Friday, September 14, 2007
More on the departure of the Harvard endowment chief …
An article in the New York Times business section addresses the subject blogged here on September 12th, 2007. In particular, the inability of large university endowments to be able to keep top level talent for the adminstration of the foundation. The problem, as addressed by the article, “A dropout problem for Colleges,” by Jenny Anderson, is that “Being the chief investment officer of an endowment is one of the hardest jobs in the investment business because there are so many constituencies involved,” said Verne O. Sedlacek, president and chief executive of Commonfund and a former chief financial officer at Harvard Management Company. “In my job, I have 1,800 clients with one objective — investment performance. An endowment has one client with 1,800 objectives.”
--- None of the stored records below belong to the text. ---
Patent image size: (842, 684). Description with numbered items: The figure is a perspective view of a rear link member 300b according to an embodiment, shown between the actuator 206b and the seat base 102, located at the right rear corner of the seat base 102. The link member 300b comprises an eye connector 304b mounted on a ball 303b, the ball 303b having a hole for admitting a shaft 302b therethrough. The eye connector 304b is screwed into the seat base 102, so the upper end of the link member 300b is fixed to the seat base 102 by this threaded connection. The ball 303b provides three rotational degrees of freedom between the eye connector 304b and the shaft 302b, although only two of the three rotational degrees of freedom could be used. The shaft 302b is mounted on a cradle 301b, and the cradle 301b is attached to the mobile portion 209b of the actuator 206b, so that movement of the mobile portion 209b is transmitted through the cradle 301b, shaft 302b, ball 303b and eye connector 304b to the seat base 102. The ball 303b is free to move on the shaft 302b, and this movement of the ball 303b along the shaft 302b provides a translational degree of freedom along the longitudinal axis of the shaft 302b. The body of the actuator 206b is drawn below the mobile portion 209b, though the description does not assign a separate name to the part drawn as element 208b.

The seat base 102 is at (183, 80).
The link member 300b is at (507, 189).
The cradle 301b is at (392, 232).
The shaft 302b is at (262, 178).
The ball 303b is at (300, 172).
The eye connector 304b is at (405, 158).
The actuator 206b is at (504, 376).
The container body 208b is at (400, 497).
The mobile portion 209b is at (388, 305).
Consider the constituencies: students who may want you to shed your holdings in companies that do business in Sudan because of the genocide in Darfur, or professors who do not make a lot of money and happen to have very specific expertise in just about everything. It is a clash of civilizations; liberal academia meets cold, crass capitalism.
“I’ve never been called names worse than those I was called by professors and others on campus,” one former endowment head said. “It gets personal very quickly.”
Thus, with all the economic world turmoil, and the different objectives for endowments, the job is at once coveted as prestigious, and unwanted as it is frightfully hard to keep everyone content.